Detalhes bibliográficos
Ano de defesa: 2014
Autor(a) principal: Paschoal, Nohara
Orientador(a): Não Informado pela instituição
Banca de defesa: Não Informado pela instituição
Tipo de documento: Dissertação
Tipo de acesso: Acesso aberto
Idioma: por
Instituição de defesa: Biblioteca Digitais de Teses e Dissertações da USP
Programa de Pós-Graduação: Não Informado pela instituição
Departamento: Não Informado pela instituição
País: Não Informado pela instituição
Palavras-chave em Português:
Link de acesso: http://www.teses.usp.br/teses/disponiveis/2/2136/tde-08082016-143856/
Resumo: A presente dissertação trata do novo tipo penal do estupro, oriundo da edição da Lei 12.015/2009, que contemplou, em um mesmo artigo de lei, tanto a conjunção carnal forçada, como outros atentados à liberdade sexual. Mais especificamente, da repercussão dessa unificação àquelas situações em que uma mesma vítima é submetida à conjunção carnal e a outra violência sexual de igual reprovabilidade. Por força da fusão havida, tem vigorado a interpretação que vislumbra nessa situação unidade delitiva. Tal raciocínio, todavia, implica desconsiderar parte significativa da lesão, o que jamais fora o objetivo da Lei, uma vez que a ideia por trás da reunião das antigas figuras do estupro e do atentado violento ao pudor foi reforçar que há condutas tão graves e reprováveis quanto à conjunção carnal, das quais também o homem pode ser vítima.

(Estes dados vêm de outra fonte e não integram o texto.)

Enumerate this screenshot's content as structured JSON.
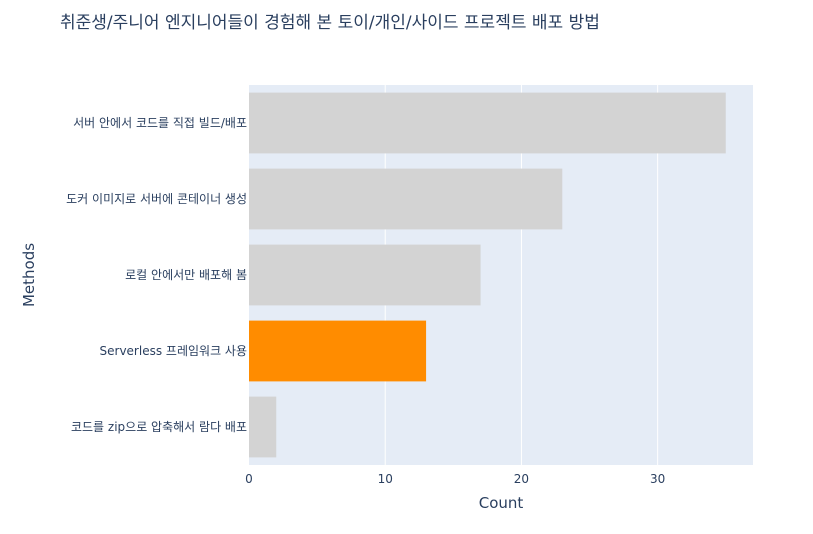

Punir atos sexuais múltiplos como crime único resta insuficiente, pois não se tutela, de forma plena, a liberdade sexual do indivíduo. Para fundamentar o entendimento de que as lesões múltiplas não podem ser tomadas como crime único, analisaram-se as diversas teorias referentes à natureza do novo tipo, que grande parte da doutrina reputa misto alternativo. Evidenciou-se, contudo, que referida categoria não justifica o tratamento mais brando que vem sendo dispensado às violações à liberdade sexual. Tal constatação, além de se pautar nos institutos da dogmática penal, é fruto da análise de mais de dois mil Acórdãos, coletados no Tribunal de Justiça do Estado de São Paulo e nos Tribunais Superiores, já que em 50% (cinquenta por cento) dos julgados em que reconhecida a unidade delitiva, a multiplicidade dos atos sexuais em nada impactou a pena mínima. Nos 50% (cinquenta por cento) restantes, majoritariamente, o aumento incidente foi o mínimo, de um sexto. Evidencia-se, portanto, que uma Lei que veio para melhor proteger a liberdade sexual, quando concretizada, por força de uma interpretação que, deliberadamente, desprestigia a vítima, findou por desprotegê-la.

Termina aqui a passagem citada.